Nov 10, '03 10:53:00AM • Contributed by: ihelp-mac
Switched on, FileVault was progressively gobbling up all the free space on the partition, and then iTunes would start to choke, corrupting it's XML database files in its attempt to save the settings. Until I figured this out, it rapidly got to the point that relaunching iTunes, after rebooting the computer, would give a message "cannot launch iTunes, settings file is not an iTunes document." This totally trashed my music-playlists. Finally an error message saying I only had 350kb of freespace on my boot drive forced me to logout, and then File Vault issued an error message saying that it had to "recover" freespace on the drive before logout could continue.
Solution (for now, and it seems to be stable through several restarts) is to turn off File Vault, then restart (and this "rescavenges" and frees up the HD space wasted by whatever File Vault is doing "in the background"). File Vault was wasting nearly 4gb of space, whatever else it was doing. The pricetag for this fix is the necessity of rebuilding my entire playlist after trashing my corrupted (well, now totally unusable by iTunes) playlist .XML data files, and restarting iTunes. So, unless you have a BACKUP offline of your iTunes database files, do NOT switch on FileVault.
[robg adds: There have been enough reported problems with File Vault that I strongly recommend it not be used until Apple has addressed the issue in some manner.
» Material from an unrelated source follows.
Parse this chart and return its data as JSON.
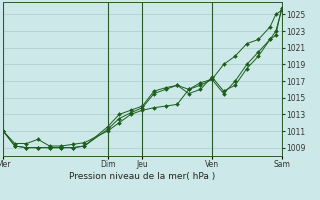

Personally, I don't think I'll ever trust having my essential files scrambled on my hard drive -- it just seems to be inviting disaster, either through my failure to remember a key password, or a minor system glitch rendering the whole thing non-decodable ... but that's just me, and I know this feature is potentially very valuable to those who travel often with laptops ... but until Apple has fixed it, I'd recommend turning it off.]